While sitting in her living room, she showed me some examples of her collection of knitting including a very sweet vintage ruffled baby hat.
I had mentioned that I was still struggling with how to choose colors and deciding how to place them in Shetland designs. Marion kindly spent time helping me to grasp her process of selecting the symmetrical gradations and arrangements of color. What I observed mostly, was her intuitive sense of color variation, demonstrated in subtle and beautiful color changes aided by the extensive pallete and variety of the lovely heathered hues of Jamieson Shetland wools.

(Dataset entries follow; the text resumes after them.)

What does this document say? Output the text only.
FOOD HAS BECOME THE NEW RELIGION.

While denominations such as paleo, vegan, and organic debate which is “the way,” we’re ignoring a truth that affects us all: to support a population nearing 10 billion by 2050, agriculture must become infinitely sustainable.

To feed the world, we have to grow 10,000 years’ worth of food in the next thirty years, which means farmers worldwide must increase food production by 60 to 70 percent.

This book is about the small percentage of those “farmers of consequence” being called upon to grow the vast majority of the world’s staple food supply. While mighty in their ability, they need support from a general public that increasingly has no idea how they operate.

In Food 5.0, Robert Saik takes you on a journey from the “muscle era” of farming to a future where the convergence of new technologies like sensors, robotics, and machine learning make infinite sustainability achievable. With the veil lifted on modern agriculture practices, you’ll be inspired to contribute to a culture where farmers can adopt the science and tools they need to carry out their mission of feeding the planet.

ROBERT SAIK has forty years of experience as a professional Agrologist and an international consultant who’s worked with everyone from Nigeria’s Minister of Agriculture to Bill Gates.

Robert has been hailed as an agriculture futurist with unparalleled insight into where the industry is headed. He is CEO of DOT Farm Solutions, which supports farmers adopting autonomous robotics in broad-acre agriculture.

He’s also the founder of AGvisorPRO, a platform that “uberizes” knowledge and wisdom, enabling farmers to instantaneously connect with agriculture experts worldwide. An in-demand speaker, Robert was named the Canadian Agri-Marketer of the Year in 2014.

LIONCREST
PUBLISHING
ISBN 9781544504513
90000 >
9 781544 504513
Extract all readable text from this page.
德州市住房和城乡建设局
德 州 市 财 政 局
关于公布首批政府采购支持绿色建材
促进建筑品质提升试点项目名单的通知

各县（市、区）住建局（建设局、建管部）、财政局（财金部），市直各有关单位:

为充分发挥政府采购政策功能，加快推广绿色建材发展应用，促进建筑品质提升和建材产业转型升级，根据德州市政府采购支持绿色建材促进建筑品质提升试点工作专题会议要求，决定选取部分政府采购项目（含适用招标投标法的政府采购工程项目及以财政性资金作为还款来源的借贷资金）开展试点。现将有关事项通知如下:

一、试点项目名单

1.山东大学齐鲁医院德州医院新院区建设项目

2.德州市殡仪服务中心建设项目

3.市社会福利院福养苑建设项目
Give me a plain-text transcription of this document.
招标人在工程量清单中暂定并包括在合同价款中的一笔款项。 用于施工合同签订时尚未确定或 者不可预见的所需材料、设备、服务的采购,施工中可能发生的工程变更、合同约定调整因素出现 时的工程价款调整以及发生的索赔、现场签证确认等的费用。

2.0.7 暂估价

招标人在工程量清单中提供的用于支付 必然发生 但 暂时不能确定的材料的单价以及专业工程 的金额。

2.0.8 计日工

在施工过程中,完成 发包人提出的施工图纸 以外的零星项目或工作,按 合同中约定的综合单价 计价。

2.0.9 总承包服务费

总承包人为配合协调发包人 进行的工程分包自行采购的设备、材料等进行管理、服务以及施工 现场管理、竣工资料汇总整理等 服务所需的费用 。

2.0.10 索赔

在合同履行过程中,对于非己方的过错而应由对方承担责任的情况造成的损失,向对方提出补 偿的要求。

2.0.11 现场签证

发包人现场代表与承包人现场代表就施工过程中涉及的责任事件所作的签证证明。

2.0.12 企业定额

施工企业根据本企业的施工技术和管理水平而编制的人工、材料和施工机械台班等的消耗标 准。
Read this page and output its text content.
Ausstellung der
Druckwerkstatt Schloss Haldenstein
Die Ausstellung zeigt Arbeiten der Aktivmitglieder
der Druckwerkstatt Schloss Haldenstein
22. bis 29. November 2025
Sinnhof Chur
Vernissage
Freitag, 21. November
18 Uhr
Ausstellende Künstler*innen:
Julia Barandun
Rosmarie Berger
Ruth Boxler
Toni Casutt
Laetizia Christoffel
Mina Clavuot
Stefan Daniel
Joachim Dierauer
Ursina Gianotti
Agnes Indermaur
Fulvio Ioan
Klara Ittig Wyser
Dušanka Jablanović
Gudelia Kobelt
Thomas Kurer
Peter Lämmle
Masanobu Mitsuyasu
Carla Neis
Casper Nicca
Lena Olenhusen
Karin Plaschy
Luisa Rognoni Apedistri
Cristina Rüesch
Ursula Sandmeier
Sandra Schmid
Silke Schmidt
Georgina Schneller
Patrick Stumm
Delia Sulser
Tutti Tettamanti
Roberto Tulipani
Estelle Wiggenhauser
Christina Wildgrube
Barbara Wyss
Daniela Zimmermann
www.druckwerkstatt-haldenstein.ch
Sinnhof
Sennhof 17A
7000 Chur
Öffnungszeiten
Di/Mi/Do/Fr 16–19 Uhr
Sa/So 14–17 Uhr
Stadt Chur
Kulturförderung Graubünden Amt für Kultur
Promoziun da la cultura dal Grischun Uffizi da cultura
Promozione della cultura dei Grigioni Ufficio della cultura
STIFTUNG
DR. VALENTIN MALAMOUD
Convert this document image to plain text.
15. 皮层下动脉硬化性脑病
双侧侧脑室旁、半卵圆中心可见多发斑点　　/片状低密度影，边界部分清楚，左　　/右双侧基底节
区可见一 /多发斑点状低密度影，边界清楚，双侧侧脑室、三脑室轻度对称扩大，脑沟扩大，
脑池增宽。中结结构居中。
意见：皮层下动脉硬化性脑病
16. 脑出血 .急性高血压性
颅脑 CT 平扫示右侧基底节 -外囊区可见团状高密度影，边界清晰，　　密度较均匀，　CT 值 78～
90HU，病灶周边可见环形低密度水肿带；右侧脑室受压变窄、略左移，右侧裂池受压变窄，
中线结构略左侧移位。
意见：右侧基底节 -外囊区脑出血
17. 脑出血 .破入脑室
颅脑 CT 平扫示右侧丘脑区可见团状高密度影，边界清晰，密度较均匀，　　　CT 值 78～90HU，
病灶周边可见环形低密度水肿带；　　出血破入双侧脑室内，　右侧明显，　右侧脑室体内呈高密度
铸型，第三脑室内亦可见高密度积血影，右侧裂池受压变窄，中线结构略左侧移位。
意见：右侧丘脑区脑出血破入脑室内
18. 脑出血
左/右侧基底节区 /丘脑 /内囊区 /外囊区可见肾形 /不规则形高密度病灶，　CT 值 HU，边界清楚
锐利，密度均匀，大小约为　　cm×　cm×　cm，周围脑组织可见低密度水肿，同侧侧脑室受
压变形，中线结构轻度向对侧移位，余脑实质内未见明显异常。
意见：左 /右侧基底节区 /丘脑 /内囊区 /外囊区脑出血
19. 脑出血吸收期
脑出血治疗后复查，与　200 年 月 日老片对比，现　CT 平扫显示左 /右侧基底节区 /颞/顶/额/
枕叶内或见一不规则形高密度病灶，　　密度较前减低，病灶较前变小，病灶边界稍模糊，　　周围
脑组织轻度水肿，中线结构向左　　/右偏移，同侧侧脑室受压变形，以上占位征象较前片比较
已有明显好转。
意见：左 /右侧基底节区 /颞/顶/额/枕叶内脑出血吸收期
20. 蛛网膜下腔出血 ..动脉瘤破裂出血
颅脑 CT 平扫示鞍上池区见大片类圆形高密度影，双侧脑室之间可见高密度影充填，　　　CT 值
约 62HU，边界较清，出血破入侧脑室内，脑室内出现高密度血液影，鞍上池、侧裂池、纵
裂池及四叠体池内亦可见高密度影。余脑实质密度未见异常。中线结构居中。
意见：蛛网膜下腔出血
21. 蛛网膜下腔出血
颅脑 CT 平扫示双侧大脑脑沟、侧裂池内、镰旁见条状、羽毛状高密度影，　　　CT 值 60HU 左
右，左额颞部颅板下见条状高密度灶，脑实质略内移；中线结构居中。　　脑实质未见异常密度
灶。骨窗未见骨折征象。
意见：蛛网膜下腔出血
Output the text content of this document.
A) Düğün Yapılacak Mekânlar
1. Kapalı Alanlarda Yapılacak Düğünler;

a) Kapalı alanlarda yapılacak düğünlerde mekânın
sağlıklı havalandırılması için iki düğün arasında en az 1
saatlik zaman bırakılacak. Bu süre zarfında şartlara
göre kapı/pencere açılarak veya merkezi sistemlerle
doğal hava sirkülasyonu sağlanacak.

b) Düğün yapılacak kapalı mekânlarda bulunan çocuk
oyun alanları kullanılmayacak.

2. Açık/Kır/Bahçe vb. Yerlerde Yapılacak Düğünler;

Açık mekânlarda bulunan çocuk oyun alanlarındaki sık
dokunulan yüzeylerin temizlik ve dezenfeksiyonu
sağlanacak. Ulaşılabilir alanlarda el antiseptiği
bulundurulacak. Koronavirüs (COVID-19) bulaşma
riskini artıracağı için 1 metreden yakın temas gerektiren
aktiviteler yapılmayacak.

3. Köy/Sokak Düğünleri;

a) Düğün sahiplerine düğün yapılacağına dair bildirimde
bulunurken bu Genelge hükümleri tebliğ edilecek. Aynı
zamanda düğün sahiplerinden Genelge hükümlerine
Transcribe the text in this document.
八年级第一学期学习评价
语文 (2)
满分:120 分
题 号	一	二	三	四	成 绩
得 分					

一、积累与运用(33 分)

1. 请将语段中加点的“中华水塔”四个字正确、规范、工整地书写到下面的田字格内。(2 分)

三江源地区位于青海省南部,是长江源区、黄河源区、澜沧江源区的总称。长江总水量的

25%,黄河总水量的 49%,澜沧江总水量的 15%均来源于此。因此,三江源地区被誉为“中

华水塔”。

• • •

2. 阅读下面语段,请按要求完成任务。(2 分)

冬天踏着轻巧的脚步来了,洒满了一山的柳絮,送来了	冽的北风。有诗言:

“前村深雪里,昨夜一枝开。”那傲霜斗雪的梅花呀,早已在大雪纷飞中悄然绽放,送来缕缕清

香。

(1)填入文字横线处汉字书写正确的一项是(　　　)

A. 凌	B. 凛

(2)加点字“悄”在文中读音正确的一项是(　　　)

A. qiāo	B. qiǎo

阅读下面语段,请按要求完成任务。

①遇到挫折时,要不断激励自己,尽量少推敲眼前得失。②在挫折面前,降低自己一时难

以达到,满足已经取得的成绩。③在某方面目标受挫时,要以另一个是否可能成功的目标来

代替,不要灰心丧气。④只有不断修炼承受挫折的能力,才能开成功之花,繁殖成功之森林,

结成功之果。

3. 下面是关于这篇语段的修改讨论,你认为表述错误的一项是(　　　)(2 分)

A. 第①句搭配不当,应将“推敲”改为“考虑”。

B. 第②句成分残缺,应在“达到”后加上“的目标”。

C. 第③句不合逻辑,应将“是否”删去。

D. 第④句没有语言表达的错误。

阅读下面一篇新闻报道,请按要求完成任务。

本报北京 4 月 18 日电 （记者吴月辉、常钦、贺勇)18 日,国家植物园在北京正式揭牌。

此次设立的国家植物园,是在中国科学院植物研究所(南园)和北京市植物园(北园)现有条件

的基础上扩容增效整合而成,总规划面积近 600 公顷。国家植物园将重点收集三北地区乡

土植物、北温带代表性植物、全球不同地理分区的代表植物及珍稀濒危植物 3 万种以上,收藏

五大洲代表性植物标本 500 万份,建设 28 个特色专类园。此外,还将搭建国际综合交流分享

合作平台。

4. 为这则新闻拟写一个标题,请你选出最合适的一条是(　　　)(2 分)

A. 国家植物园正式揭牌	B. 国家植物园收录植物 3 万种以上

This was such a treat for me to have this time to focus and inspect her pieces carefully one on one and one by one into the wee late night hours. Time is such a precious gift and appreciate every one along the way of this journey who has taken the time to share their wisdom and life skill knowledge with me. I am always touched by all those who take the time in the midst of their own projects to stop and come alongside to those just learning. What a wonderful force exists in the collective body of craftspeople around the world of kindred spirits sharing their mutual love of handcraft and needlework.
- The next day was a journey to and through the Jamieson Wool Mill in Sandnes. A perfect destination after the previous evening studying pattern and color, the Jamieson mill is one of the two major sources of production of the rainbow of yarns responsible for the Shetland signature sweaters and colorwork.
I wandered in and out of the various rooms, and had the opportunity to visit with a weaver weaving yardage destined for Italy.
I strolled by myself in and out between the giant machines watching as the fiber made its way from fleece to finished product bagged and bound for knitters hands around the world, the music of the mechanics of the machines humming throughout .
- My last destination was off and down to the island of Burra for the rest of the day for a silversmithing session to make buttons and a necklace at the Red Houss with Mike Finnie.
The process was fascinating and so excited to make myself a set of sterling silver buttons and a Shetland sterling silver necklace in the hours that followed in his Red Houss studio. Mike kindly gifted me his smaller demonstration button, so I ended up with a total of three beautiful buttons awaiting some special future hand knit. I appreciate the fine Shetland hospitality both he and his wife extended to me.
In all of this, I contemplated my brewing thoughts of the Gansey Project, and how this entire program here in Shetland had been an immense collaboration and celebration of the past merging with the present through the care and efforts of a host of instructors and volunteers... tradition entwined with this modern life...patterns and designs prevaling through the efforts of generations of knitters and the hope of preservation of the craft for further generations to come. Halfway around the world I felt as though I were gathering up this bed of knowledge and packing it up in my suitcase to be carried off to our little Alaskan fishing village to be carried forward in its own unique way. I didn't know exactly at this time what shape or form it would take, but I knew an idea had definitely taken hold.
I cannot imagine a better last couple of days in Shetland with all its fullness of rich activity, and the next morning, as I said goodbye to my little croft house at Vementry, I wished to myself that I could stay another week just to rest and absorb all that had taken place. But further adventures were to be had, and such an adventure ahead that I had only imagined for many years...
As I drove up to the small airport in TIngwall and boarded the tiny plane on that beautiful blue sky day, I could not believe that this next dream was about to come true and as our plane gently lifted into the sky, with a tilt of the plane's wing, I bid dear Shetland a fare thee well.